A seguito dell’entrata in vigore della legge 8 novembre 2000, n. 328 concernente “Legge quadro per la realizzazione del sistema integrato di interventi e servizi sociali” e del relativo decreto legislativo di attuazione 4 maggio 2001, n. 207, il settore delle istituzioni pubbliche di assistenza e beneficenza (IPAB) è stato completamente trasformato.
La legge regionale di recepimento della suddetta normativa nazionale, ed in particolare la legge regionale 21 settembre 2005, n. 7 concernente “Nuovo ordinamento delle istituzioni pubbliche di assistenza e beneficenza – aziende pubbliche di servizi alla persona” ha previsto infatti il riordino di tali istituzioni ed in particolare la loro trasformazione in aziende pubbliche di servizi alla persona o in associazioni o fondazioni di diritto privato, oppure la loro estinzione o fusione, a seconda delle caratteristiche e dei requisiti che ciascuna IPAB presenta, in relazione alle dimensioni aziendali, all’entità del patrimonio, alla capacità di realizzazione degli obiettivi statutari, all’attività svolta, ecc. Tali requisiti sono stati stabiliti con apposito regolamento regionale approvato con decreto del Presidente della Regione 13 aprile 2006, n. 3/L. La legge regionale ha previsto in ogni caso che le IPAB che gestivano residenze sanitarie assistenziali (R.S.A.), venissero automaticamente trasformate, a prescindere dalle dimensioni, in aziende pubbliche di servizi alla persona.

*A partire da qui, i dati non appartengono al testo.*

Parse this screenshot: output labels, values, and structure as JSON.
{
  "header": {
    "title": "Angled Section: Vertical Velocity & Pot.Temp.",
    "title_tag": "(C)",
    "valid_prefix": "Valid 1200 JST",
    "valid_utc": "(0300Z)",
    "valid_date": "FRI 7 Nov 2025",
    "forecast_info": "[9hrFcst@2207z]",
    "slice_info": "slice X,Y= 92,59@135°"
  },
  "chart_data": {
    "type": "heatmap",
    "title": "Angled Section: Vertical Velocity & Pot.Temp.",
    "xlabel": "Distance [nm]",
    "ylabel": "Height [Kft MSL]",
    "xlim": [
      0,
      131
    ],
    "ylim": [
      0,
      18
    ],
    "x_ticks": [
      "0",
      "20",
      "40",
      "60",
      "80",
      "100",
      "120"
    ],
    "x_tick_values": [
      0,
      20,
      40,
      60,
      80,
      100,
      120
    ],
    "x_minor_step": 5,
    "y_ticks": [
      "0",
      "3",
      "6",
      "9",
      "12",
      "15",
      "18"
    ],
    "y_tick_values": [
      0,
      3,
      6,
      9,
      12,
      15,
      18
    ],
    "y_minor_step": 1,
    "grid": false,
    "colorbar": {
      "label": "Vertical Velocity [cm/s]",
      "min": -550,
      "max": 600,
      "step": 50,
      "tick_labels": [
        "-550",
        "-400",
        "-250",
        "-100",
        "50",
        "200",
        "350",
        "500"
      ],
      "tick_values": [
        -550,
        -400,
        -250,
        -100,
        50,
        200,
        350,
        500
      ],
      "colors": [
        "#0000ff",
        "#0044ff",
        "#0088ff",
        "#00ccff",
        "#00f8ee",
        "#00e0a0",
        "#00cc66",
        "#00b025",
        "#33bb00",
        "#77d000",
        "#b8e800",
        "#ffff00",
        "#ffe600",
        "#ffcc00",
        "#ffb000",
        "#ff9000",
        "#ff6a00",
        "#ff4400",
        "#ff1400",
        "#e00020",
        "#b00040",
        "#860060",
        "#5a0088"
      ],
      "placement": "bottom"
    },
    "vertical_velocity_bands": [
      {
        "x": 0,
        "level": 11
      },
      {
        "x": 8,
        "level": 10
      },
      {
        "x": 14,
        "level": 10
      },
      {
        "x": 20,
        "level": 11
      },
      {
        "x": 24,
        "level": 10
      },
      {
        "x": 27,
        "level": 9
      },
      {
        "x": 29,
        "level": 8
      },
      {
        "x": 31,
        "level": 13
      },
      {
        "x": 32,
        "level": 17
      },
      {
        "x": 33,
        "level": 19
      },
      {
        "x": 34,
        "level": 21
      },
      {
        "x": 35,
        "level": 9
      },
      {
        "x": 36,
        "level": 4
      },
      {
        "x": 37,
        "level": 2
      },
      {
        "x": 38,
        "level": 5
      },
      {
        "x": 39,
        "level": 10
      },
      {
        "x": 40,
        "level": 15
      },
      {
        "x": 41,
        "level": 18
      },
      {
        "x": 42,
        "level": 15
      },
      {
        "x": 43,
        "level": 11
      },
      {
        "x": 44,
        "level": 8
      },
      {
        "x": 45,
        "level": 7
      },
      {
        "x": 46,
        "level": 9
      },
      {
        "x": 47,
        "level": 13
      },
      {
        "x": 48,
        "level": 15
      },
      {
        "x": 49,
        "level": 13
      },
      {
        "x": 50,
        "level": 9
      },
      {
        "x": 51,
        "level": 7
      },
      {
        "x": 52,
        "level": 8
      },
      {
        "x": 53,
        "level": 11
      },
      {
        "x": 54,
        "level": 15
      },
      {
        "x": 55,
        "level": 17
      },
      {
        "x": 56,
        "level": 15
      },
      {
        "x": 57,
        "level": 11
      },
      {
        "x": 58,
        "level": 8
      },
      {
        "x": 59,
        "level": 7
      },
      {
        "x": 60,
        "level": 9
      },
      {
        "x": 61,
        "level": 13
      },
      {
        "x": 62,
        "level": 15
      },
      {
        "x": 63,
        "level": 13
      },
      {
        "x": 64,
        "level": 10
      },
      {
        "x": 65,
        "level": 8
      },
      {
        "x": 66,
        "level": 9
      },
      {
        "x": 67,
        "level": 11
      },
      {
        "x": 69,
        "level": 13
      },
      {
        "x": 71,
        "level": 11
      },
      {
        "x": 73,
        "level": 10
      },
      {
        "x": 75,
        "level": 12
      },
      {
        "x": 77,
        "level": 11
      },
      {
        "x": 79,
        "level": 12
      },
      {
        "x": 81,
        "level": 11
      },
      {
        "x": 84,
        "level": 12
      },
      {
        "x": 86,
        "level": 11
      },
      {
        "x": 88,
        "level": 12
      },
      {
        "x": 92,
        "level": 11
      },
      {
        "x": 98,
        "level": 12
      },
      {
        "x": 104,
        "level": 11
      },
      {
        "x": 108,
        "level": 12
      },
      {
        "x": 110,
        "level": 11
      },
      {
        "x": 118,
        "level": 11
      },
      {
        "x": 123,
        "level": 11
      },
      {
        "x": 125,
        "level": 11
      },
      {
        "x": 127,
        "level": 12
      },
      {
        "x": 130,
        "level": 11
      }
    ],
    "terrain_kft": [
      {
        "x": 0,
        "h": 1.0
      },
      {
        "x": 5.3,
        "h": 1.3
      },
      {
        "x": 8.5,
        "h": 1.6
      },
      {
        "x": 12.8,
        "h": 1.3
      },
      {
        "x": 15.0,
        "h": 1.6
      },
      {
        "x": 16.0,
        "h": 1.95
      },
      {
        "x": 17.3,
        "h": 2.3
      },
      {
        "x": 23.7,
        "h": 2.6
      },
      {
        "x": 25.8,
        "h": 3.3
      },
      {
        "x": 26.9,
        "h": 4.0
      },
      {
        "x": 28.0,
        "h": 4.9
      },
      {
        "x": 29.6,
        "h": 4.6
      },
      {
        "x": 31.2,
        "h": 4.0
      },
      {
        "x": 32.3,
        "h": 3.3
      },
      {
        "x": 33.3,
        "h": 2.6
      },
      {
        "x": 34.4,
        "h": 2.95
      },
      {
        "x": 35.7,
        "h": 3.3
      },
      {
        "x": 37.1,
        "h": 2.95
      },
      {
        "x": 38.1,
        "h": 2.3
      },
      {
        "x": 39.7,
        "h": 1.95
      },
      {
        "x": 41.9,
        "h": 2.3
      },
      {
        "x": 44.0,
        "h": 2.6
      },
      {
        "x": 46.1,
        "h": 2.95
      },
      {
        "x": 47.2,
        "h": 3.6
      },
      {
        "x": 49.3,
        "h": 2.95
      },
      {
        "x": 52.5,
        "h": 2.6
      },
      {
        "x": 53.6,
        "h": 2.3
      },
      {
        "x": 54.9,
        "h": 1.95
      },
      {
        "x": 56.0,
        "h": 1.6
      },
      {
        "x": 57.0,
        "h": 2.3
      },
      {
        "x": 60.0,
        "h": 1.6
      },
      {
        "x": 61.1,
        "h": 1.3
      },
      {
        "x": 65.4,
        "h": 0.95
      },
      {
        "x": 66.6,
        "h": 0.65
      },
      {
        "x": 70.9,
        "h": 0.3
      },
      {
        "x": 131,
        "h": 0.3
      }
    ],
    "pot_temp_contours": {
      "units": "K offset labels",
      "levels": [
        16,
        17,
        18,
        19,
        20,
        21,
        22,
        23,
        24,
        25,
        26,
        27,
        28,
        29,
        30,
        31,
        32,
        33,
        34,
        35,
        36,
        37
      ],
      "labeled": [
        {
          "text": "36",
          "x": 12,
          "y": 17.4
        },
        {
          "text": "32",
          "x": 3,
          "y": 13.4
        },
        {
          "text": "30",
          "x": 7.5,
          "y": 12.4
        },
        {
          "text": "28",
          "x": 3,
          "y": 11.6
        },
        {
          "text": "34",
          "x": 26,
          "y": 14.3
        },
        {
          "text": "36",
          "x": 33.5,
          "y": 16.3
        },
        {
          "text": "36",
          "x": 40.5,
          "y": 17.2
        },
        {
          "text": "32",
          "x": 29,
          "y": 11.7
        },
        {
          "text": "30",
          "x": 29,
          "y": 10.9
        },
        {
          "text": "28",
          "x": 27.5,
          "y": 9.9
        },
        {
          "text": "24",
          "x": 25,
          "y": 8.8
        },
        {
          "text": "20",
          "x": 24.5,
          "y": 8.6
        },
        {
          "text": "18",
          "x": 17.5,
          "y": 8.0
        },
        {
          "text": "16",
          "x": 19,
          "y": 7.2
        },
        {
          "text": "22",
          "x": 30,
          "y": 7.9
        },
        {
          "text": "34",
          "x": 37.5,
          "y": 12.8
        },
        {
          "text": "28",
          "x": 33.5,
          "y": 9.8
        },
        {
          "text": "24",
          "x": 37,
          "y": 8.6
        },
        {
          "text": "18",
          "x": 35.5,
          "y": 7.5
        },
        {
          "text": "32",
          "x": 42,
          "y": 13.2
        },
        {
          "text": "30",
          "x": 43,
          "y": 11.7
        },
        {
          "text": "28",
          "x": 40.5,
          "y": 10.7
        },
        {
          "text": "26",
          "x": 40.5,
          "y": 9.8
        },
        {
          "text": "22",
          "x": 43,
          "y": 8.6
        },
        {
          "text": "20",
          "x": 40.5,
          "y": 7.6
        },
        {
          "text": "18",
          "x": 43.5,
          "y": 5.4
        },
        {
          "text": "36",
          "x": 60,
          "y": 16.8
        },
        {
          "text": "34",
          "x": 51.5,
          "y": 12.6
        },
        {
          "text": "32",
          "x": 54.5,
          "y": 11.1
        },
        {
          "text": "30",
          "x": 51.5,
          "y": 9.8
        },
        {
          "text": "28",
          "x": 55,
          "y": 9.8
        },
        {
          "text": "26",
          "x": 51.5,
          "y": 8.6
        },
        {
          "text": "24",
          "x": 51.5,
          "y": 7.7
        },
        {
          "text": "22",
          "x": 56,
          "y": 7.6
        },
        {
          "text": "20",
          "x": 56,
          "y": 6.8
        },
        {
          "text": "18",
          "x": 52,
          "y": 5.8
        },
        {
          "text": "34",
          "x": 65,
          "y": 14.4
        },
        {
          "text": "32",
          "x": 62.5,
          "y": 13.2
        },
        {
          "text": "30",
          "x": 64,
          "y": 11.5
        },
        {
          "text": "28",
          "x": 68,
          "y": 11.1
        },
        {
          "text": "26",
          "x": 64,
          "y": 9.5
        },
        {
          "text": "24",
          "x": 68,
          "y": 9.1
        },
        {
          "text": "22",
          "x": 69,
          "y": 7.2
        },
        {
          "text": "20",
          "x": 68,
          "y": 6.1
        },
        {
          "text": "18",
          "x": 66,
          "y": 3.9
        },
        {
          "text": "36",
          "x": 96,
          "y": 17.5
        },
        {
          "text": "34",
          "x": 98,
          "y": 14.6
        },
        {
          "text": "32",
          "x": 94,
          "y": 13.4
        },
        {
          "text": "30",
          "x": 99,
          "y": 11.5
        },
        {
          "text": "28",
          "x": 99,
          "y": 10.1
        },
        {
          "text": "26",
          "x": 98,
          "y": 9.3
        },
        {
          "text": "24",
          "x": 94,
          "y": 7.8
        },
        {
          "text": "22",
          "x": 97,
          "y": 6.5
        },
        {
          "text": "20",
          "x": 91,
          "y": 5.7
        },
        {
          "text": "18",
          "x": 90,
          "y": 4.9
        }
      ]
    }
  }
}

I principi fondamentali che reggono le nuove aziende, dettati dalla legge regionale n. 7/2005 e dai relativi regolamenti di esecuzione approvati con i decreti del Presidente della Regione di data 13 aprile 2006, n. 4/L e 17 ottobre 2006, n. 12/L, sono quelli previsti dalla legge n. 328/2000 ovvero:
a) la previsione per tali aziende di autonomia statutaria, patrimoniale, contabile, gestionale e tecnica;
b) l’applicazione di un regime giuridico del personale di tipo privatistico e l’applicazione dei principi relativi alla distinzione dei poteri di indirizzo e programmazione dalle funzioni di gestione (tale criterio è stato peraltro attenuato a livello regionale in relazione alle dimensioni dell’azienda);
c) la possibilità per le aziende di adottare strumenti, anche di natura contrattuale, che consentano loro di operare con criteri imprenditoriali informando la propria attività di gestione a criteri di efficienza, efficacia ed economicità, nel rispetto del pareggio del bilancio da perseguire attraverso l’equilibrio dei costi e dei ricavi;
d) l’applicazione di forme di controllo relative all’approvazione degli statuti, dei bilanci annuali e pluriennali, nonché l’applicazione degli strumenti di controllo di regolarità amministrativa e contabile, di gestione, di valutazione della dirigenza e di valutazione e controllo strategico di cui al decreto legislativo 30 luglio 1999, n. 286.
A livello quantitativo le Aziende pubbliche di servizi alla persona operanti nella Regione Trentino-Alto Adige sono 46 in provincia di Trento e 28 in provincia di Bolzano.